One of the most visually striking effects is found in the high aerial views during the eruption - looking down, you see it all happening, and then one or more fireballs will flash across the screen, leaving an expanding smoke trail. With the movement of the (virtual) "camera" point of view juxtaposed against those smoke trails, you might for a moment believe your screen has been transformed into 3D. The geologists tell us the fireballs are hokey, but the effect, visually, is brilliant.

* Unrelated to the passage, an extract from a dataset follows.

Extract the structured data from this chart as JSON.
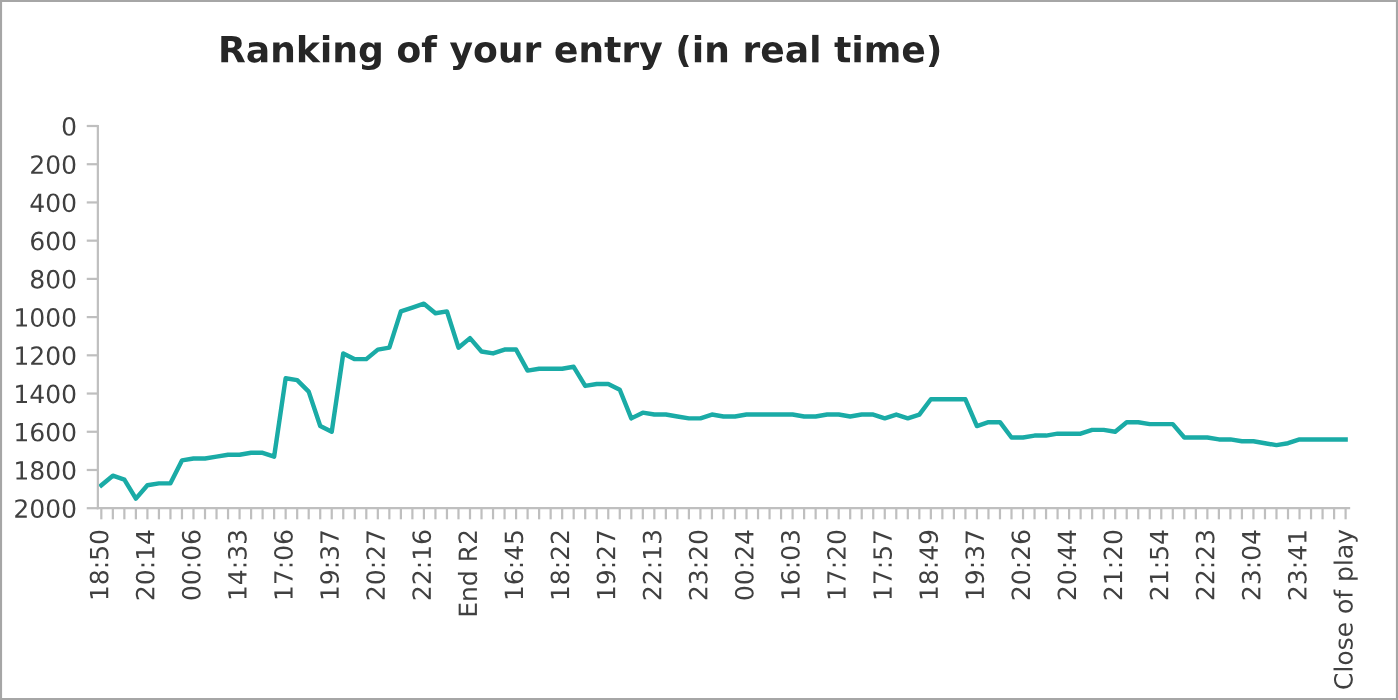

I'm a serious enthusiast for the Roman world. I've got 'em all, from "Ben Hur" and "Cleopatra" to "Rome" and "Gladiator". This movie has one real saving grace - its beautiful visualization of Pompeii before the volcano destroyed it. Beautifully reconstructed, beautifully photographed - really, it's gorgeous. (Including the arena, which looks a lot like the surviving pictures!). I really enjoyed watching the first half, and seeing that window back in time.
For that, and that alone, I'll buy it. (EDIT: I bought it.)
BTW - for the story they SHOULD have made, read the book, "Pompeii", by Robert Harris. A far better story, by a writer who knows how to use history without abusing it, with a surprising yet believable ending. There was talk that it might be produced as a movie. Sadly, this one probably killed its chance.
Further recommended reading: "A Day of Fire," by Stephanie Dray, Ben Kane, et al. This novel by six authors, each with one character and one story, recreates the world and the event brilliantly. Tell them I sent you.
13 of 16 people found the following review helpful
on June 16, 2014
Imagine "Titanic" and "Gladiator" hooked up after a drunken tequila love-fest to spawn a deformed, mutant movie-child.
You may wonder how these two could possibly combine into a single entity -- but still try. Imagine a movie that has the sappy Romeo-and-Juliet, rich beauty falls for lowly commoner construct of Titanic; the angry, undefeatable, indefatigable slave-hero of Gladiator (complete with an African sidekick who saves the hero while pining for his family); the totally boring, one-dimensional meanie from either movie, entire scenes lifted from both movies, entire scenes lifted from the horse whisperer (whoops, that's TV). Now, mind you, this devil child possesses none of the interesting characteristics of its parents, none of their redeeming bits. No. Instead this wretched creature is crippled by inept writing, useless direction, pathetic acting (by actors out of their element in a kindergarten Christmas play), and of course, absolutely zero historical merit.
Can you imagine this pathetic thing? Well stop trying. The reality is that Pompeii is far worse than anything one could possibly imagine. There is nothing of any merit. Ed Wood's movies are better. Ed Wood at least tried. (Well, there's one redeeming part - the actual volcano is pretty cool. Maybe because it snuffs out all the whiny actors. Whoever did the CGI, you get the single star. Everything else was a complete waste of precious time.)
Or to put another way, I rented this movie for free with a Redbox coupon and I still got ripped off. If you must see it, best see it drunk out of your mind.